By Olga Landsman’s account, a nurse reported that Rudolf Landsmann burst into the hospital crying, “My son! Where is my son!” Shown a swaddled infant, he rushed to the phone booth.
Olga, Rudolf’s sister-in-law, summoned to the scene by the jubilant phone call, looked hard at the bright-eyed, rosy-cheeked infant who was wearing a kerchief on its head, a curious detail, perhaps to protect its ears from the draft; several nurses, and then the aunt, remarked its resemblance to a peasant girl. The sister-in-law raised her eyebrows. “Who said it was a boy?” she asked and proceeded to remove not the infant’s kerchief but its diaper and, after a significant pause, repeated before the abashed father and nurses, “Who said it was a boy?”
According to the same aunt, Rudolf Landsmann turned white then purple. “It’s not possible,” he muttered and ran out of the room.
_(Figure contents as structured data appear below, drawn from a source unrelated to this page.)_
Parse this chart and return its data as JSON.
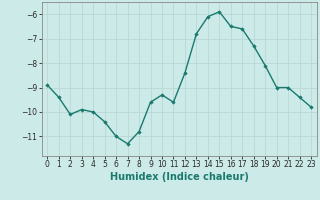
{
  "x": [
    0,
    1,
    2,
    3,
    4,
    5,
    6,
    7,
    8,
    9,
    10,
    11,
    12,
    13,
    14,
    15,
    16,
    17,
    18,
    19,
    20,
    21,
    22,
    23
  ],
  "y": [
    -8.9,
    -9.4,
    -10.1,
    -9.9,
    -10.0,
    -10.4,
    -11.0,
    -11.3,
    -10.8,
    -9.6,
    -9.3,
    -9.6,
    -8.4,
    -6.8,
    -6.1,
    -5.9,
    -6.5,
    -6.6,
    -7.3,
    -8.1,
    -9.0,
    -9.0,
    -9.4,
    -9.8
  ],
  "line_color": "#1a7a6e",
  "marker": "D",
  "markersize": 1.8,
  "linewidth": 1.0,
  "xlabel": "Humidex (Indice chaleur)",
  "xlabel_fontsize": 7,
  "xlabel_fontweight": "bold",
  "ylim": [
    -11.8,
    -5.5
  ],
  "xlim": [
    -0.5,
    23.5
  ],
  "yticks": [
    -11,
    -10,
    -9,
    -8,
    -7,
    -6
  ],
  "xticks": [
    0,
    1,
    2,
    3,
    4,
    5,
    6,
    7,
    8,
    9,
    10,
    11,
    12,
    13,
    14,
    15,
    16,
    17,
    18,
    19,
    20,
    21,
    22,
    23
  ],
  "bg_color": "#cceae8",
  "grid_color": "#b8d8d5",
  "tick_fontsize": 5.5,
  "spine_color": "#888888"
}
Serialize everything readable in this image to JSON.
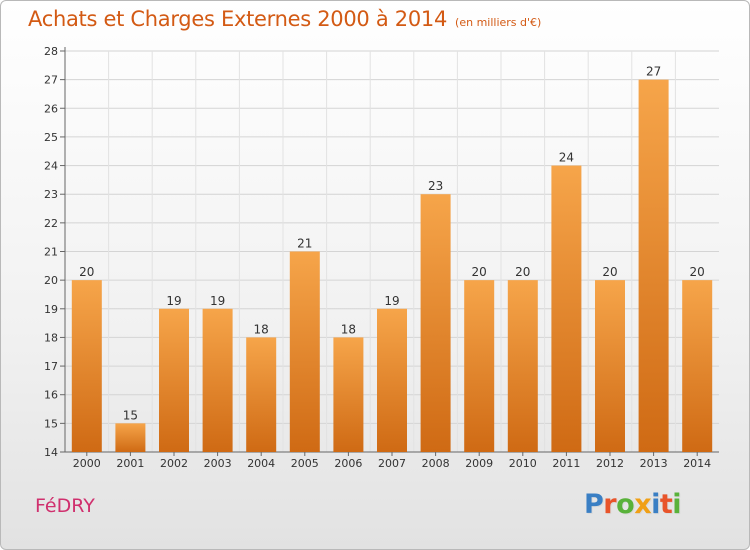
{
  "header": {
    "title": "Achats et Charges Externes 2000 à 2014",
    "unit": "(en milliers d'€)"
  },
  "footer": {
    "commune": "FéDRY",
    "logo_text": "Proxiti",
    "logo_colors": [
      "#3a7fc4",
      "#e8542a",
      "#59b23a",
      "#f0a016",
      "#3a7fc4",
      "#e8542a",
      "#59b23a"
    ]
  },
  "colors": {
    "bar_light": "#f6a54a",
    "bar_dark": "#cf6a14",
    "title": "#d35a14",
    "commune": "#d0306e"
  },
  "chart_data": {
    "type": "bar",
    "categories": [
      "2000",
      "2001",
      "2002",
      "2003",
      "2004",
      "2005",
      "2006",
      "2007",
      "2008",
      "2009",
      "2010",
      "2011",
      "2012",
      "2013",
      "2014"
    ],
    "values": [
      20,
      15,
      19,
      19,
      18,
      21,
      18,
      19,
      23,
      20,
      20,
      24,
      20,
      27,
      20
    ],
    "data_labels": [
      "20",
      "15",
      "19",
      "19",
      "18",
      "21",
      "18",
      "19",
      "23",
      "20",
      "20",
      "24",
      "20",
      "27",
      "20"
    ],
    "ylim": [
      14,
      28
    ],
    "yticks": [
      "14",
      "15",
      "16",
      "17",
      "18",
      "19",
      "20",
      "21",
      "22",
      "23",
      "24",
      "25",
      "26",
      "27",
      "28"
    ],
    "grid": true
  }
}
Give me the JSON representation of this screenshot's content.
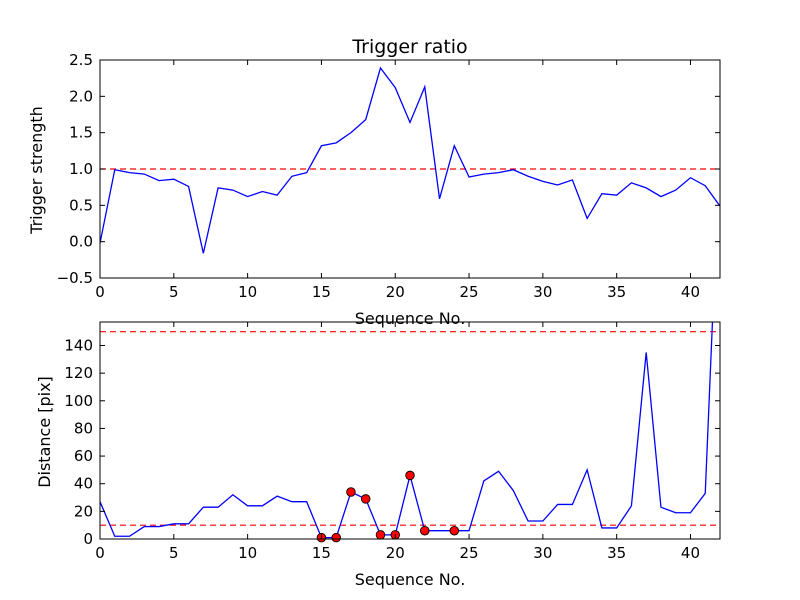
{
  "chart_data": [
    {
      "type": "line",
      "title": "Trigger ratio",
      "xlabel": "Sequence No.",
      "ylabel": "Trigger strength",
      "xlim": [
        0,
        42
      ],
      "ylim": [
        -0.5,
        2.5
      ],
      "xticks": [
        0,
        5,
        10,
        15,
        20,
        25,
        30,
        35,
        40
      ],
      "xtick_labels": [
        "0",
        "5",
        "10",
        "15",
        "20",
        "25",
        "30",
        "35",
        "40"
      ],
      "yticks": [
        -0.5,
        0.0,
        0.5,
        1.0,
        1.5,
        2.0,
        2.5
      ],
      "ytick_labels": [
        "−0.5",
        "0.0",
        "0.5",
        "1.0",
        "1.5",
        "2.0",
        "2.5"
      ],
      "grid": false,
      "series": [
        {
          "color": "#0000ff",
          "x": [
            0,
            1,
            2,
            3,
            4,
            5,
            6,
            7,
            8,
            9,
            10,
            11,
            12,
            13,
            14,
            15,
            16,
            17,
            18,
            19,
            20,
            21,
            22,
            23,
            24,
            25,
            26,
            27,
            28,
            29,
            30,
            31,
            32,
            33,
            34,
            35,
            36,
            37,
            38,
            39,
            40,
            41,
            42
          ],
          "y": [
            -0.02,
            0.99,
            0.95,
            0.93,
            0.84,
            0.86,
            0.76,
            -0.16,
            0.74,
            0.71,
            0.62,
            0.69,
            0.64,
            0.9,
            0.95,
            1.32,
            1.36,
            1.5,
            1.68,
            2.39,
            2.12,
            1.64,
            2.13,
            0.59,
            1.32,
            0.89,
            0.93,
            0.95,
            0.99,
            0.9,
            0.83,
            0.78,
            0.85,
            0.32,
            0.66,
            0.64,
            0.81,
            0.74,
            0.62,
            0.71,
            0.88,
            0.77,
            0.49
          ]
        }
      ],
      "hlines": [
        {
          "y": 1.0,
          "color": "#ff0000",
          "style": "dashed"
        }
      ]
    },
    {
      "type": "line",
      "title": "",
      "xlabel": "Sequence No.",
      "ylabel": "Distance [pix]",
      "xlim": [
        0,
        42
      ],
      "ylim": [
        0,
        157
      ],
      "xticks": [
        0,
        5,
        10,
        15,
        20,
        25,
        30,
        35,
        40
      ],
      "xtick_labels": [
        "0",
        "5",
        "10",
        "15",
        "20",
        "25",
        "30",
        "35",
        "40"
      ],
      "yticks": [
        0,
        20,
        40,
        60,
        80,
        100,
        120,
        140
      ],
      "ytick_labels": [
        "0",
        "20",
        "40",
        "60",
        "80",
        "100",
        "120",
        "140"
      ],
      "grid": false,
      "series": [
        {
          "color": "#0000ff",
          "x": [
            0,
            1,
            2,
            3,
            4,
            5,
            6,
            7,
            8,
            9,
            10,
            11,
            12,
            13,
            14,
            15,
            16,
            17,
            18,
            19,
            20,
            21,
            22,
            23,
            24,
            25,
            26,
            27,
            28,
            29,
            30,
            31,
            32,
            33,
            34,
            35,
            36,
            37,
            38,
            39,
            40,
            41,
            41.5
          ],
          "y": [
            27,
            2,
            2,
            9,
            9,
            11,
            11,
            23,
            23,
            32,
            24,
            24,
            31,
            27,
            27,
            1,
            1,
            34,
            29,
            3,
            3,
            46,
            6,
            6,
            6,
            6,
            42,
            49,
            35,
            13,
            13,
            25,
            25,
            50,
            8,
            8,
            24,
            135,
            23,
            19,
            19,
            33,
            160
          ]
        }
      ],
      "markers": {
        "color": "#ff0000",
        "x": [
          15,
          16,
          17,
          18,
          19,
          20,
          21,
          22,
          24
        ],
        "y": [
          1,
          1,
          34,
          29,
          3,
          3,
          46,
          6,
          6
        ]
      },
      "hlines": [
        {
          "y": 10,
          "color": "#ff0000",
          "style": "dashed"
        },
        {
          "y": 150,
          "color": "#ff0000",
          "style": "dashed"
        }
      ]
    }
  ]
}
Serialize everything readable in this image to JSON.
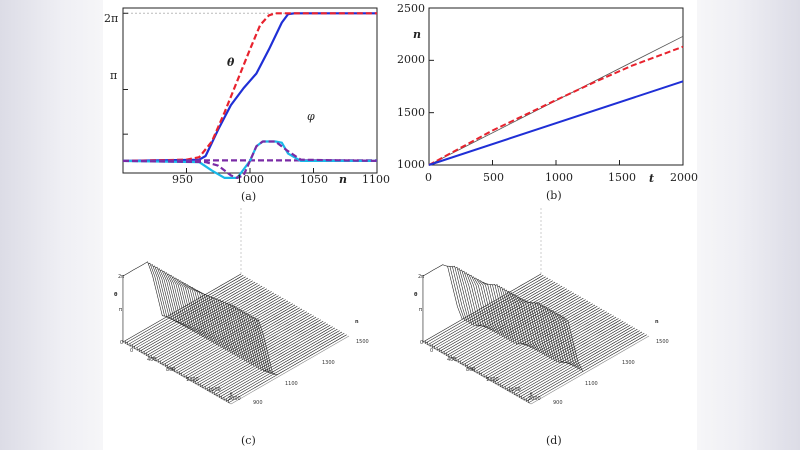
{
  "chart_data": [
    {
      "id": "a",
      "type": "line",
      "caption": "(a)",
      "xlabel": "n",
      "xlim": [
        900,
        1100
      ],
      "ylim": [
        -0.3,
        6.5
      ],
      "xticks": [
        "950",
        "1000",
        "1050",
        "1100"
      ],
      "yticks": [
        "2π",
        "π"
      ],
      "annotations": [
        "θ",
        "φ"
      ],
      "series": [
        {
          "name": "θ solid",
          "color": "#1f2fd6",
          "style": "solid",
          "x": [
            900,
            960,
            965,
            975,
            985,
            995,
            1000,
            1005,
            1015,
            1025,
            1030,
            1035,
            1100
          ],
          "y": [
            0.2,
            0.25,
            0.4,
            1.5,
            2.5,
            3.2,
            3.5,
            3.8,
            4.8,
            5.9,
            6.25,
            6.283,
            6.283
          ]
        },
        {
          "name": "θ dashed",
          "color": "#e8232e",
          "style": "dashed",
          "x": [
            900,
            950,
            960,
            970,
            980,
            990,
            1000,
            1008,
            1015,
            1020,
            1100
          ],
          "y": [
            0.2,
            0.25,
            0.35,
            1.0,
            2.2,
            3.5,
            4.8,
            5.8,
            6.2,
            6.283,
            6.283
          ]
        },
        {
          "name": "θ dashed 2",
          "color": "#7a2ba6",
          "style": "dashed",
          "x": [
            900,
            960,
            1100
          ],
          "y": [
            0.2,
            0.22,
            0.22
          ]
        },
        {
          "name": "φ solid",
          "color": "#19b8e8",
          "style": "solid",
          "x": [
            900,
            960,
            970,
            980,
            990,
            1000,
            1005,
            1010,
            1020,
            1025,
            1030,
            1040,
            1100
          ],
          "y": [
            0.2,
            0.15,
            -0.2,
            -0.5,
            -0.5,
            0.2,
            0.8,
            1.0,
            1.0,
            0.95,
            0.5,
            0.2,
            0.2
          ]
        },
        {
          "name": "φ dashed",
          "color": "#7a2ba6",
          "style": "dashed",
          "x": [
            900,
            965,
            975,
            985,
            990,
            995,
            1000,
            1005,
            1010,
            1020,
            1030,
            1040,
            1100
          ],
          "y": [
            0.2,
            0.15,
            0.0,
            -0.4,
            -0.5,
            -0.4,
            0.2,
            0.8,
            1.0,
            1.0,
            0.6,
            0.25,
            0.2
          ]
        }
      ]
    },
    {
      "id": "b",
      "type": "line",
      "caption": "(b)",
      "xlabel": "t",
      "ylabel": "n",
      "xlim": [
        0,
        2000
      ],
      "ylim": [
        1000,
        2500
      ],
      "xticks": [
        "0",
        "500",
        "1000",
        "1500",
        "2000"
      ],
      "yticks": [
        "1000",
        "1500",
        "2000",
        "2500"
      ],
      "series": [
        {
          "name": "reference",
          "color": "#555555",
          "style": "thin",
          "x": [
            0,
            2000
          ],
          "y": [
            1000,
            2230
          ]
        },
        {
          "name": "dashed",
          "color": "#e8232e",
          "style": "dashed",
          "x": [
            0,
            500,
            1000,
            1300,
            1600,
            2000
          ],
          "y": [
            1000,
            1330,
            1620,
            1790,
            1950,
            2130
          ]
        },
        {
          "name": "solid",
          "color": "#1f2fd6",
          "style": "solid",
          "x": [
            0,
            2000
          ],
          "y": [
            1000,
            1800
          ]
        }
      ]
    },
    {
      "id": "c",
      "type": "3d-waterfall",
      "caption": "(c)",
      "zlabel": "θ",
      "axis_label_front": "t",
      "axis_label_side": "n",
      "zticks": [
        "2π",
        "π",
        "0"
      ],
      "front_ticks": [
        "0",
        "400",
        "800",
        "1200",
        "1600",
        "2000"
      ],
      "side_ticks": [
        "900",
        "1100",
        "1300",
        "1500"
      ]
    },
    {
      "id": "d",
      "type": "3d-waterfall",
      "caption": "(d)",
      "zlabel": "θ",
      "axis_label_front": "t",
      "axis_label_side": "n",
      "zticks": [
        "2π",
        "π",
        "0"
      ],
      "front_ticks": [
        "0",
        "400",
        "800",
        "1200",
        "1600",
        "2000"
      ],
      "side_ticks": [
        "900",
        "1100",
        "1300",
        "1500"
      ]
    }
  ]
}
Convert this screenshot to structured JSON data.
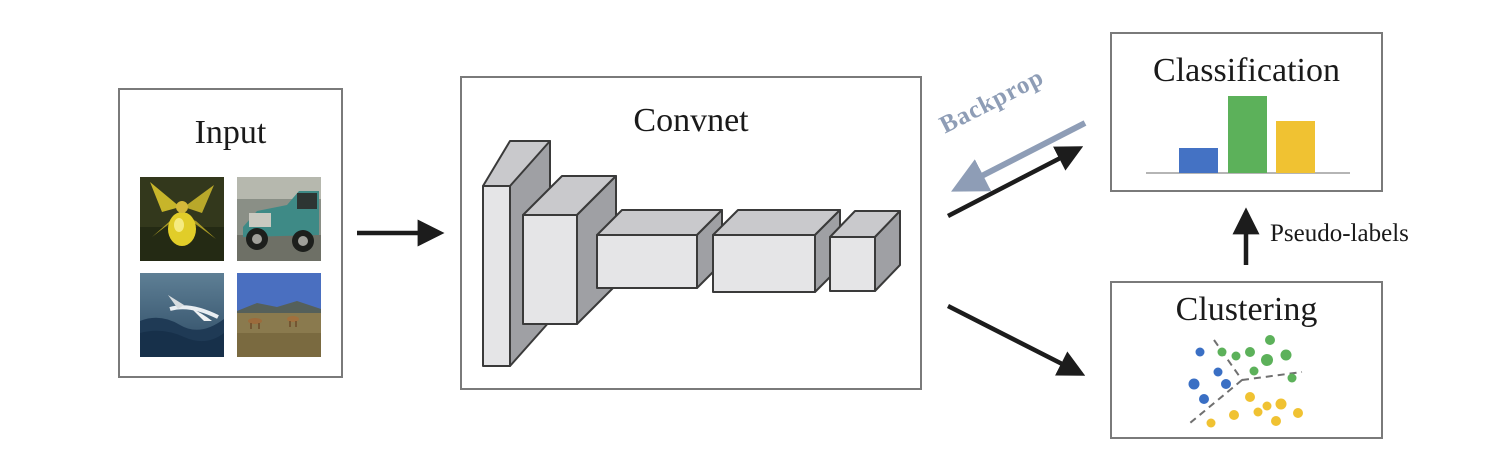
{
  "input": {
    "title": "Input"
  },
  "convnet": {
    "title": "Convnet"
  },
  "classification": {
    "title": "Classification",
    "bar_colors": [
      "#4472c4",
      "#5cb15a",
      "#f0c232"
    ],
    "bar_levels": [
      0.32,
      1.0,
      0.67
    ]
  },
  "clustering": {
    "title": "Clustering",
    "cluster_colors": [
      "#3a6fc4",
      "#5cb15a",
      "#f0c232"
    ]
  },
  "arrows": {
    "backprop_label": "Backprop",
    "pseudo_labels": "Pseudo-labels",
    "backprop_color": "#8e9db6"
  },
  "thumbnails": [
    "orchid-flower-photo",
    "vintage-car-photo",
    "seabird-over-waves-photo",
    "antelopes-in-field-photo"
  ]
}
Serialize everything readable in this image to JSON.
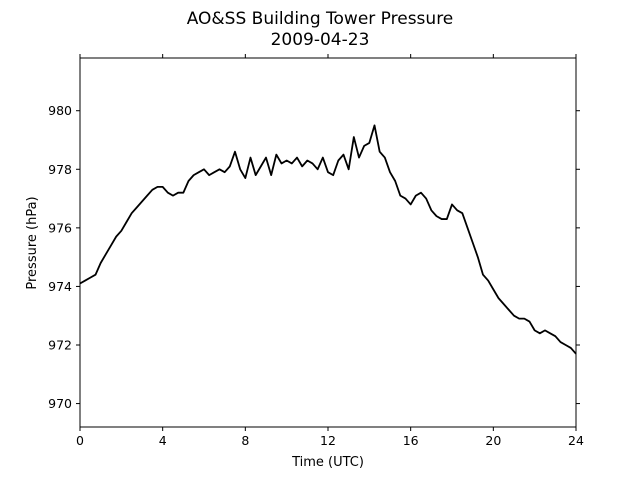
{
  "chart_data": {
    "type": "line",
    "title": "AO&SS Building Tower Pressure",
    "subtitle": "2009-04-23",
    "xlabel": "Time (UTC)",
    "ylabel": "Pressure (hPa)",
    "xlim": [
      0,
      24
    ],
    "ylim": [
      969.2,
      981.8
    ],
    "xticks": [
      0,
      4,
      8,
      12,
      16,
      20,
      24
    ],
    "yticks": [
      970,
      972,
      974,
      976,
      978,
      980
    ],
    "grid": false,
    "line_color": "#000000",
    "series": [
      {
        "x": [
          0,
          0.25,
          0.5,
          0.75,
          1.0,
          1.25,
          1.5,
          1.75,
          2.0,
          2.25,
          2.5,
          2.75,
          3.0,
          3.25,
          3.5,
          3.75,
          4.0,
          4.25,
          4.5,
          4.75,
          5.0,
          5.25,
          5.5,
          5.75,
          6.0,
          6.25,
          6.5,
          6.75,
          7.0,
          7.25,
          7.5,
          7.75,
          8.0,
          8.25,
          8.5,
          8.75,
          9.0,
          9.25,
          9.5,
          9.75,
          10.0,
          10.25,
          10.5,
          10.75,
          11.0,
          11.25,
          11.5,
          11.75,
          12.0,
          12.25,
          12.5,
          12.75,
          13.0,
          13.25,
          13.5,
          13.75,
          14.0,
          14.25,
          14.5,
          14.75,
          15.0,
          15.25,
          15.5,
          15.75,
          16.0,
          16.25,
          16.5,
          16.75,
          17.0,
          17.25,
          17.5,
          17.75,
          18.0,
          18.25,
          18.5,
          18.75,
          19.0,
          19.25,
          19.5,
          19.75,
          20.0,
          20.25,
          20.5,
          20.75,
          21.0,
          21.25,
          21.5,
          21.75,
          22.0,
          22.25,
          22.5,
          22.75,
          23.0,
          23.25,
          23.5,
          23.75,
          24.0
        ],
        "y": [
          974.1,
          974.2,
          974.3,
          974.4,
          974.8,
          975.1,
          975.4,
          975.7,
          975.9,
          976.2,
          976.5,
          976.7,
          976.9,
          977.1,
          977.3,
          977.4,
          977.4,
          977.2,
          977.1,
          977.2,
          977.2,
          977.6,
          977.8,
          977.9,
          978.0,
          977.8,
          977.9,
          978.0,
          977.9,
          978.1,
          978.6,
          978.0,
          977.7,
          978.4,
          977.8,
          978.1,
          978.4,
          977.8,
          978.5,
          978.2,
          978.3,
          978.2,
          978.4,
          978.1,
          978.3,
          978.2,
          978.0,
          978.4,
          977.9,
          977.8,
          978.3,
          978.5,
          978.0,
          979.1,
          978.4,
          978.8,
          978.9,
          979.5,
          978.6,
          978.4,
          977.9,
          977.6,
          977.1,
          977.0,
          976.8,
          977.1,
          977.2,
          977.0,
          976.6,
          976.4,
          976.3,
          976.3,
          976.8,
          976.6,
          976.5,
          976.0,
          975.5,
          975.0,
          974.4,
          974.2,
          973.9,
          973.6,
          973.4,
          973.2,
          973.0,
          972.9,
          972.9,
          972.8,
          972.5,
          972.4,
          972.5,
          972.4,
          972.3,
          972.1,
          972.0,
          971.9,
          971.7
        ]
      }
    ]
  }
}
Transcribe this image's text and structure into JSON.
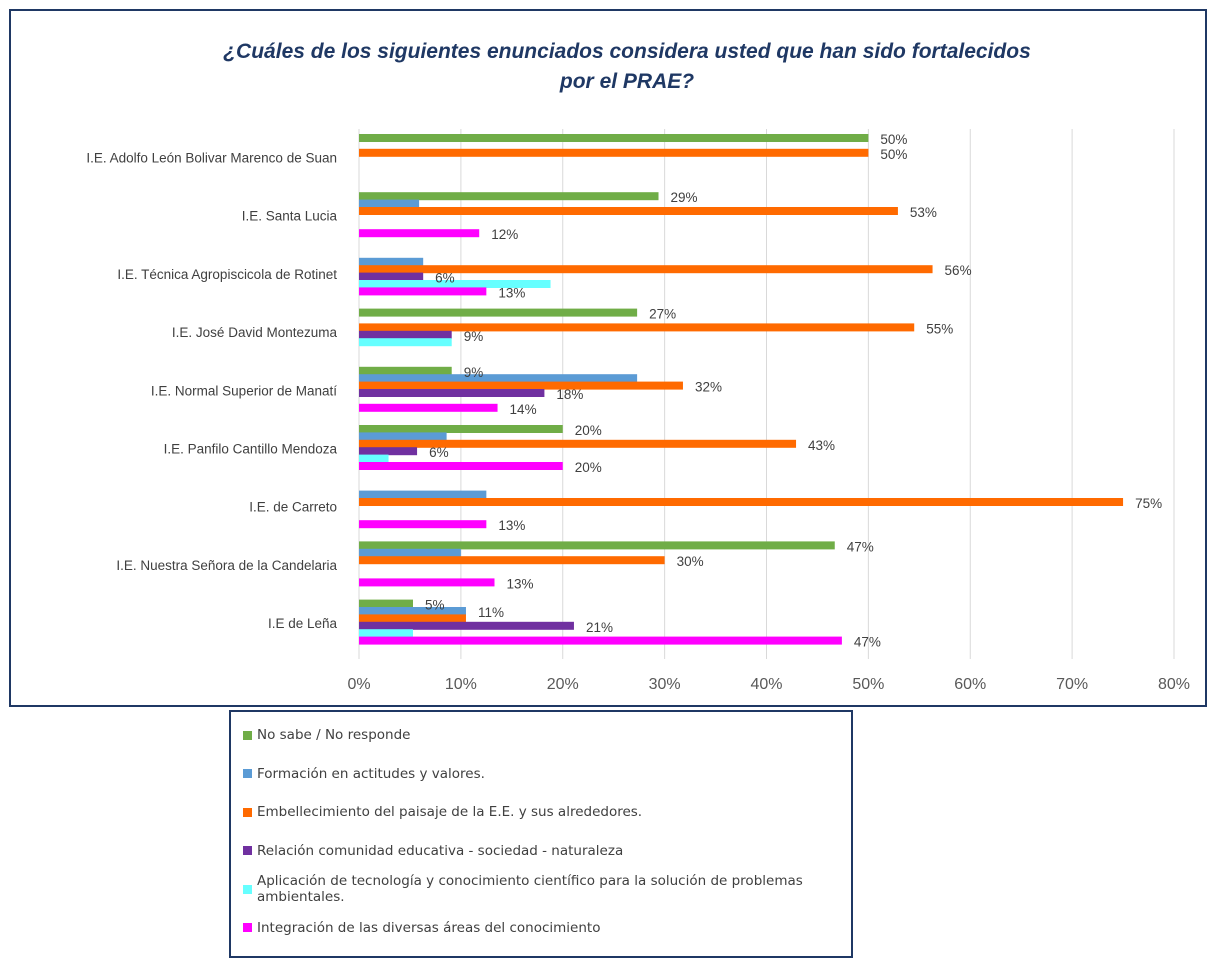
{
  "chart_data": {
    "type": "bar",
    "orientation": "horizontal",
    "title_line1": "¿Cuáles de los siguientes enunciados considera usted que han sido fortalecidos",
    "title_line2": "por el PRAE?",
    "xlim": [
      0,
      80
    ],
    "x_ticks": [
      0,
      10,
      20,
      30,
      40,
      50,
      60,
      70,
      80
    ],
    "tick_suffix": "%",
    "grid": true,
    "legend_position": "bottom",
    "categories": [
      "I.E. Adolfo León Bolivar Marenco de Suan",
      "I.E. Santa Lucia",
      "I.E. Técnica Agropiscicola de Rotinet",
      "I.E.  José David Montezuma",
      "I.E. Normal Superior de Manatí",
      "I.E. Panfilo Cantillo Mendoza",
      "I.E. de Carreto",
      "I.E. Nuestra Señora de la Candelaria",
      "I.E de Leña"
    ],
    "series": [
      {
        "name": "No sabe / No responde",
        "color": "#70ad47",
        "values": [
          50,
          29.4,
          0,
          27.3,
          9.1,
          20,
          0,
          46.7,
          5.3
        ],
        "labels": [
          "50%",
          "29%",
          "",
          "27%",
          "9%",
          "20%",
          "",
          "47%",
          "5%"
        ]
      },
      {
        "name": "Formación en actitudes y valores.",
        "color": "#5b9bd5",
        "values": [
          0,
          5.9,
          6.3,
          0,
          27.3,
          8.6,
          12.5,
          10,
          10.5
        ],
        "labels": [
          "",
          "",
          "",
          "",
          "",
          "",
          "",
          "",
          "11%"
        ]
      },
      {
        "name": "Embellecimiento del paisaje de la E.E. y sus alrededores.",
        "color": "#ff6a00",
        "values": [
          50,
          52.9,
          56.3,
          54.5,
          31.8,
          42.9,
          75,
          30,
          10.5
        ],
        "labels": [
          "50%",
          "53%",
          "56%",
          "55%",
          "32%",
          "43%",
          "75%",
          "30%",
          ""
        ]
      },
      {
        "name": "Relación comunidad educativa - sociedad - naturaleza",
        "color": "#7030a0",
        "values": [
          0,
          0,
          6.3,
          9.1,
          18.2,
          5.7,
          0,
          0,
          21.1
        ],
        "labels": [
          "",
          "",
          "6%",
          "9%",
          "18%",
          "6%",
          "",
          "",
          "21%"
        ]
      },
      {
        "name": "Aplicación de tecnología y conocimiento científico para la solución de problemas ambientales.",
        "color": "#66ffff",
        "values": [
          0,
          0,
          18.8,
          9.1,
          0,
          2.9,
          0,
          0,
          5.3
        ],
        "labels": [
          "",
          "",
          "",
          "",
          "",
          "",
          "",
          "",
          ""
        ]
      },
      {
        "name": "Integración de las diversas áreas del conocimiento",
        "color": "#ff00ff",
        "values": [
          0,
          11.8,
          12.5,
          0,
          13.6,
          20,
          12.5,
          13.3,
          47.4
        ],
        "labels": [
          "",
          "12%",
          "13%",
          "",
          "14%",
          "20%",
          "13%",
          "13%",
          "47%"
        ]
      }
    ]
  }
}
In less than half an hour, however, he returned to his natural color and headed straight to the crib without a glance at his sister-in-law or anyone. He lifted the infant and, pressing it to his bosom, cooed to it and rocked it, oblivious to all. When his sister-in-law was about to leave, he looked up, “Mama knows already—”
Whether Kamilla was more relieved than disappointed by the birth of a daughter must be left to conjecture. The regret she expressed three decades later at not having produced three daughters to her one daughter is difficult to reconcile with fact. If motherhood did not improve Kamilla’s character or, in Rudolf Landsmann’s terminology, cure her of her neurosis, the Landsmann family may have been partly to blame.
“The very image of her father!” “A true Landsmann!” they cooed, gathering around the infant’s crib, and appropriated it by the bent of its nose, the shape of its mouth, and any sound or movement it made. As for Kamilla, she acted the part assigned to her in the family scenario. She delivered a child. Now she was no longer needed. Rudi had his sweetheart. She would have her sweethearts.
The family drama reached its denouement in the spring of 1938: Kamilla announced her decision to marry a young journalist, Zoltan Vithezy; Rudolf agreed to the divorce. On March 12, Hitler marched into Austria. When Isidor and Olga Landsmann saw the Nazi flag waving from the Austrian embassy from their apartment window across the street, they made their decision to emigrate to America and persuaded Rudolf, along with his ten-year-old daughter, to join them.
It was a long journey for Rudolf Landsmann from the orthodox synagogue in Galanta to a three-story frame house in Garfield, New York. The narrator must pause. A wing of the newly erected psychiatric center is to be dedicated to her father, and she must fly to Garfield to attend the unveiling ceremonies and the formal dinner in his honor.